Sakit Scabies Pada Manusia: Penyebab, Gejala, Dan Cara Penanganan Efektif

Table of Contents
Sakit Scabies Pada Manusia: Penyebab, Gejala, Dan Cara Penanganan Efektif

INFOLABMED.COM - Scabies, atau yang sering dikenal sebagai kudis, adalah penyakit kulit yang disebabkan oleh infestasi tungau mikroskopis bernama *Sarcoptes scabiei*. Penyakit ini sangat menular dan dapat menyebabkan ketidaknyamanan yang signifikan serta masalah kesehatan jangka panjang jika tidak ditangani dengan benar.

Pemahaman mendalam mengenai penyebab, gejala, dan cara penanganannya sangat penting untuk mencegah penyebaran dan mengatasi infeksi.

Memahami scabies bukan hanya sekadar mengetahui tentang rasa gatal yang luar biasa.

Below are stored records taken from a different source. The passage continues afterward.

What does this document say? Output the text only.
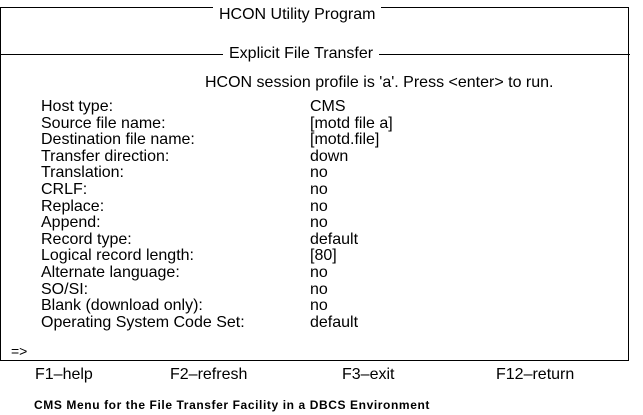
HCON Utility Program
Explicit File Transfer
HCON session profile is 'a'. Press <enter> to run.
Host type:	CMS
Source file name:	[motd file a]
Destination file name:	[motd.file]
Transfer direction:	down
Translation:	no
CRLF:	no
Replace:	no
Append:	no
Record type:	default
Logical record length:	[80]
Alternate language:	no
SO/SI:	no
Blank (download only):	no
Operating System Code Set:	default
=>
F1–help	F2–refresh	F3–exit	F12–return
CMS Menu for the File Transfer Facility in a DBCS Environment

Penyakit ini adalah kondisi medis yang memerlukan perhatian dan penanganan tepat dari profesional kesehatan.

Mengabaikan gejala scabies dapat berujung pada komplikasi yang lebih serius, seperti infeksi bakteri sekunder akibat garukan.

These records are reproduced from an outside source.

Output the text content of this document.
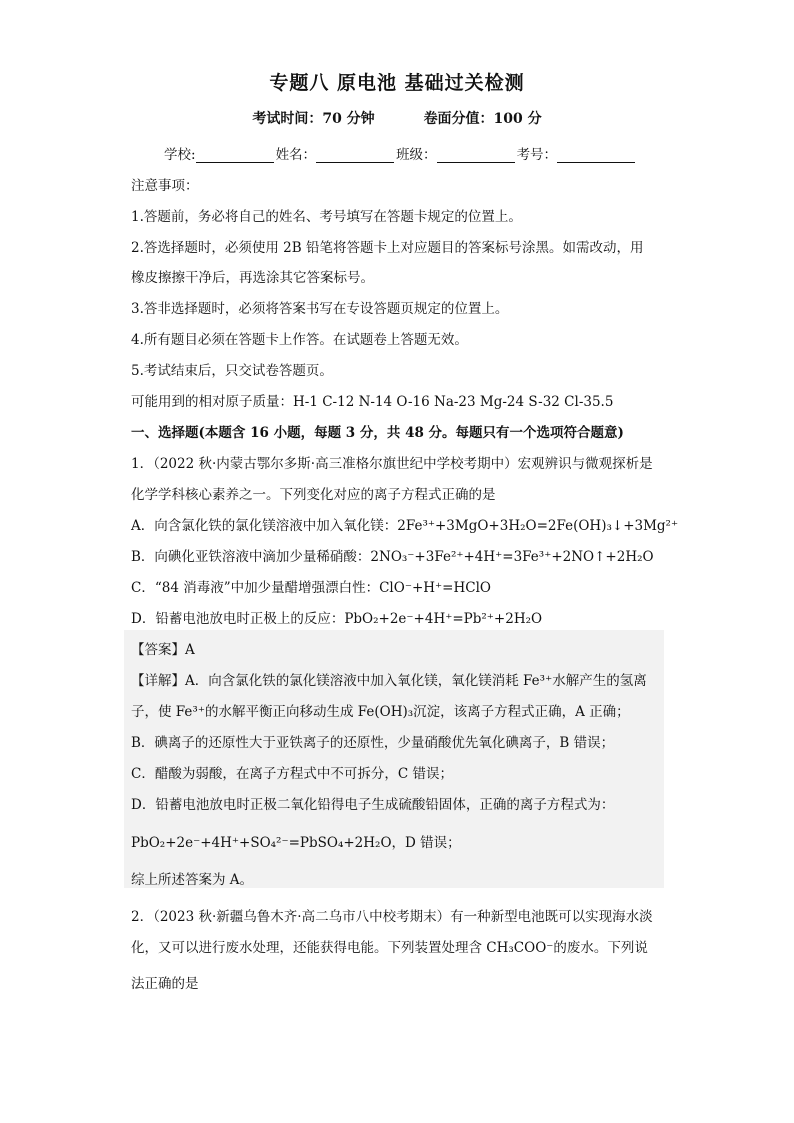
专题八 原电池 基础过关检测
考试时间：70 分钟	卷面分值：100 分
学校:	姓名：	班级：	考号：
注意事项：
1.答题前，务必将自己的姓名、考号填写在答题卡规定的位置上。
2.答选择题时，必须使用 2B 铅笔将答题卡上对应题目的答案标号涂黑。如需改动，用
橡皮擦擦干净后，再选涂其它答案标号。
3.答非选择题时，必须将答案书写在专设答题页规定的位置上。
4.所有题目必须在答题卡上作答。在试题卷上答题无效。
5.考试结束后，只交试卷答题页。
可能用到的相对原子质量：H-1 C-12 N-14 O-16 Na-23 Mg-24 S-32 Cl-35.5
一、选择题(本题含 16 小题，每题 3 分，共 48 分。每题只有一个选项符合题意)
1．（2022 秋·内蒙古鄂尔多斯·高三准格尔旗世纪中学校考期中）宏观辨识与微观探析是
化学学科核心素养之一。下列变化对应的离子方程式正确的是
A．向含氯化铁的氯化镁溶液中加入氧化镁：2Fe³⁺+3MgO+3H₂O=2Fe(OH)₃↓+3Mg²⁺
B．向碘化亚铁溶液中滴加少量稀硝酸：2NO₃⁻+3Fe²⁺+4H⁺=3Fe³⁺+2NO↑+2H₂O
C．“84 消毒液”中加少量醋增强漂白性：ClO⁻+H⁺=HClO
D．铅蓄电池放电时正极上的反应：PbO₂+2e⁻+4H⁺=Pb²⁺+2H₂O
【答案】A
【详解】A．向含氯化铁的氯化镁溶液中加入氧化镁，氧化镁消耗 Fe³⁺水解产生的氢离
子，使 Fe³⁺的水解平衡正向移动生成 Fe(OH)₃沉淀，该离子方程式正确，A 正确；
B．碘离子的还原性大于亚铁离子的还原性，少量硝酸优先氧化碘离子，B 错误；
C．醋酸为弱酸，在离子方程式中不可拆分，C 错误；
D．铅蓄电池放电时正极二氧化铅得电子生成硫酸铅固体，正确的离子方程式为：
PbO₂+2e⁻+4H⁺+SO₄²⁻=PbSO₄+2H₂O，D 错误；
综上所述答案为 A。
2．（2023 秋·新疆乌鲁木齐·高二乌市八中校考期末）有一种新型电池既可以实现海水淡
化，又可以进行废水处理，还能获得电能。下列装置处理含 CH₃COO⁻的废水。下列说
法正确的是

Apa Itu Scabies dan Bagaimana Penularannya?

Scabies adalah kondisi kulit yang disebabkan oleh tungau *Sarcoptes scabiei* betina yang hidup di bawah permukaan kulit. Tungau ini menggali terowongan di dalam lapisan terluar kulit (stratum korneum) untuk bertelur dan berkembang biak.

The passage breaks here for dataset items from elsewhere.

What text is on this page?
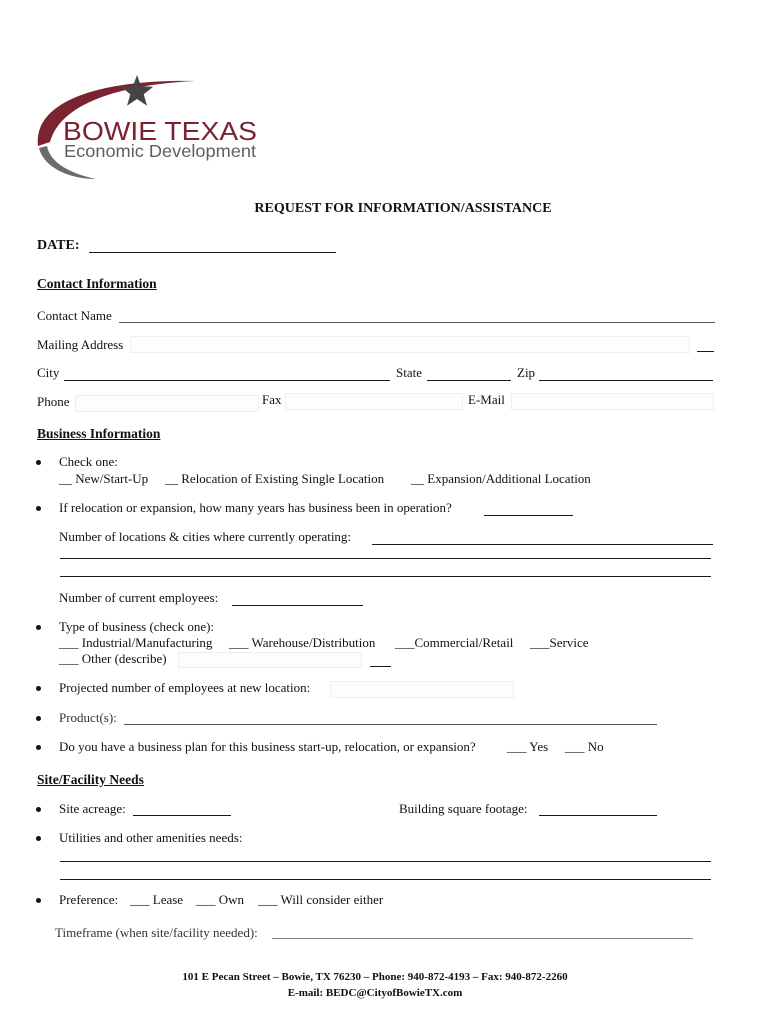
BOWIE TEXAS
Economic Development
REQUEST FOR INFORMATION/ASSISTANCE
DATE:
Contact Information
Contact Name
Mailing Address
City	State	Zip
Phone	Fax	E-Mail
Business Information
Check one:
__ New/Start-Up __ Relocation of Existing Single Location __ Expansion/Additional Location
If relocation or expansion, how many years has business been in operation?
Number of locations & cities where currently operating:
Number of current employees:
Type of business (check one):
___ Industrial/Manufacturing ___ Warehouse/Distribution ___Commercial/Retail ___Service
___ Other (describe)
Projected number of employees at new location:
Product(s):
Do you have a business plan for this business start-up, relocation, or expansion? ___ Yes ___ No
Site/Facility Needs
Site acreage:	Building square footage:
Utilities and other amenities needs:
Preference: ___ Lease ___ Own ___ Will consider either
Timeframe (when site/facility needed):
101 E Pecan Street – Bowie, TX 76230 – Phone: 940-872-4193 – Fax: 940-872-2260
E-mail: BEDC@CityofBowieTX.com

Siklus hidup tungau ini, mulai dari telur hingga dewasa, berlangsung selama beberapa minggu. Infestasi ini tidak hanya terjadi pada manusia tetapi juga bisa menyerang hewan, meskipun jenis tungau yang menyerang hewan umumnya berbeda.

Penularan scabies utamanya terjadi melalui kontak kulit-ke-kulit yang erat dan berkepanjangan dengan orang yang terinfeksi. Ini bisa terjadi melalui pelukan, bergandengan tangan, atau aktivitas seksual.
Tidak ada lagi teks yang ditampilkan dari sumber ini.